Here is mine. It won't help you with the coloring but I get that from ESS and Emacs...
options("width"=160) # wide display with multiple monitors
options("digits.secs"=3) # show sub-second time stamps
r <- getOption("repos") # hard code the US repo for CRAN
r["CRAN"] <- "http://cran.us.r-project.org"
options(repos = r)
rm(r)
## put something this is your .Rprofile to customize the defaults
setHook(packageEvent("grDevices", "onLoad"),
function(...) grDevices::X11.options(width=8, height=8,
xpos=0, pointsize=10,
#type="nbcairo")) # Cairo device
#type="cairo")) # other Cairo dev
type="xlib")) # old default
## from the AER book by Zeileis and Kleiber
options(prompt="R> ", digits=4, show.signif.stars=FALSE)
options("pdfviewer"="okular") # on Linux, use okular as the pdf viewer
I hate to type the full words 'head', 'summary', 'names' every time, so I use aliases.
You can put aliases into your .Rprofile file, but you have to use the full path to the function (e.g. utils::head) otherwise it won't work.
# aliases
s <- base::summary
h <- utils::head
n <- base::names
EDIT: to answer your question, you can use the colorout package to have different colors in the terminal. Cool! :-)
options(stringsAsFactors=FALSE)
Although I don't actually have that in my .Rprofile, because it might breaks my coauthors' code, I wish it was the default. Why?
1) Character vectors use less memory (but only barely);
2) More importantly, we would avoid problems such as:
> x <- factor(c("a","b","c"))
> x
[1] a b c
Levels: a b c
> x <- c(x, "d")
> x
[1] "1" "2" "3" "d"
and
> x <- factor(c("a","b","c"))
> x[1:2] <- c("c", "d")
Warning message:
In `[<-.factor`(`*tmp*`, 1:2, value = c("c", "d")) :
invalid factor level, NAs generated
Factors are great when you need them (e.g. implementing ordering in graphs) but a nuisance most of the time.

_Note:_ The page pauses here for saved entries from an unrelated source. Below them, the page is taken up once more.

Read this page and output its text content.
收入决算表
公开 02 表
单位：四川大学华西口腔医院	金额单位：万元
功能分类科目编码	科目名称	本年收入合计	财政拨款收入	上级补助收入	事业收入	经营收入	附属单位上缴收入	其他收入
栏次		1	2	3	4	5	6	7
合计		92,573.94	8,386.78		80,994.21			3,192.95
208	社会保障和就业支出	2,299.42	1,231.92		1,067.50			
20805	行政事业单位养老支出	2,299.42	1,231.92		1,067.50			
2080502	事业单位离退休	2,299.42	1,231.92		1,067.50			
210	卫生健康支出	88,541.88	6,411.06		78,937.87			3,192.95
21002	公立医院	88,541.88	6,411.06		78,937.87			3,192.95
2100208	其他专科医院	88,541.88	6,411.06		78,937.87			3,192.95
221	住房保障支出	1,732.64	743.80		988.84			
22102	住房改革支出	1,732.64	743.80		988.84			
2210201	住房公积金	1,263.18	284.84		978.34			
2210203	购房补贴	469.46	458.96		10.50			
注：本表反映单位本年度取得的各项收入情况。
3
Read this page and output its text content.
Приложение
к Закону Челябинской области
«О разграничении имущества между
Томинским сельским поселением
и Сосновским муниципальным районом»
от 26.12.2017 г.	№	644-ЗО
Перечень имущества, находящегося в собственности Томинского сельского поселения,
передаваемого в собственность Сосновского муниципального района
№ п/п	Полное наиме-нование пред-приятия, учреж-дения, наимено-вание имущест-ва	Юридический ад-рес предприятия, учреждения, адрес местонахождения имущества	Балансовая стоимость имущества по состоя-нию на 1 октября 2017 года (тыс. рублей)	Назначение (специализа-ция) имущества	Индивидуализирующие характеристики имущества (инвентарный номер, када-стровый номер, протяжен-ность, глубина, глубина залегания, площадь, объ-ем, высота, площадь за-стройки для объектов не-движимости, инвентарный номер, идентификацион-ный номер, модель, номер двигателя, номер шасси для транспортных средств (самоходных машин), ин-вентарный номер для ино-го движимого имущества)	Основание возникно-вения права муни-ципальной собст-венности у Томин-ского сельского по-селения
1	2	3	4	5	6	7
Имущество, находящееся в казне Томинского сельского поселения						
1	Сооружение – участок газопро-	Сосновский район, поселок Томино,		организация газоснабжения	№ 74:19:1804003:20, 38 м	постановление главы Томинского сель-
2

I like saving my R command history and having it available each time I run R:
In the shell or .bashrc:
export R_HISTFILE=~/.Rhistory
in .Rprofile:
.Last <- function() {
if (!any(commandArgs()=='--no-readline') && interactive()){
require(utils)
try(savehistory(Sys.getenv("R_HISTFILE")))
}
}
Here are two functions I find handy for working with windows.
The first converts the \s to /.
.repath <- function() {
cat('Paste windows file path and hit RETURN twice')
x <- scan(what = "")
xa <- gsub('\\\\', '/', x)
writeClipboard(paste(xa, collapse=" "))
cat('Here\'s your de-windowsified path. (It\'s also on the clipboard.)\n', xa, '\n')
}
The second opens the working directory in a new explorer window.
getw <- function() {
suppressWarnings(shell(paste("explorer", gsub('/', '\\\\', getwd()))))
}
Here's mine. I always use the main cran repository, and have code to make it easy to source in-development package code.
.First <- function() {
library(graphics)
options("repos" = c(CRAN = "http://cran.r-project.org/"))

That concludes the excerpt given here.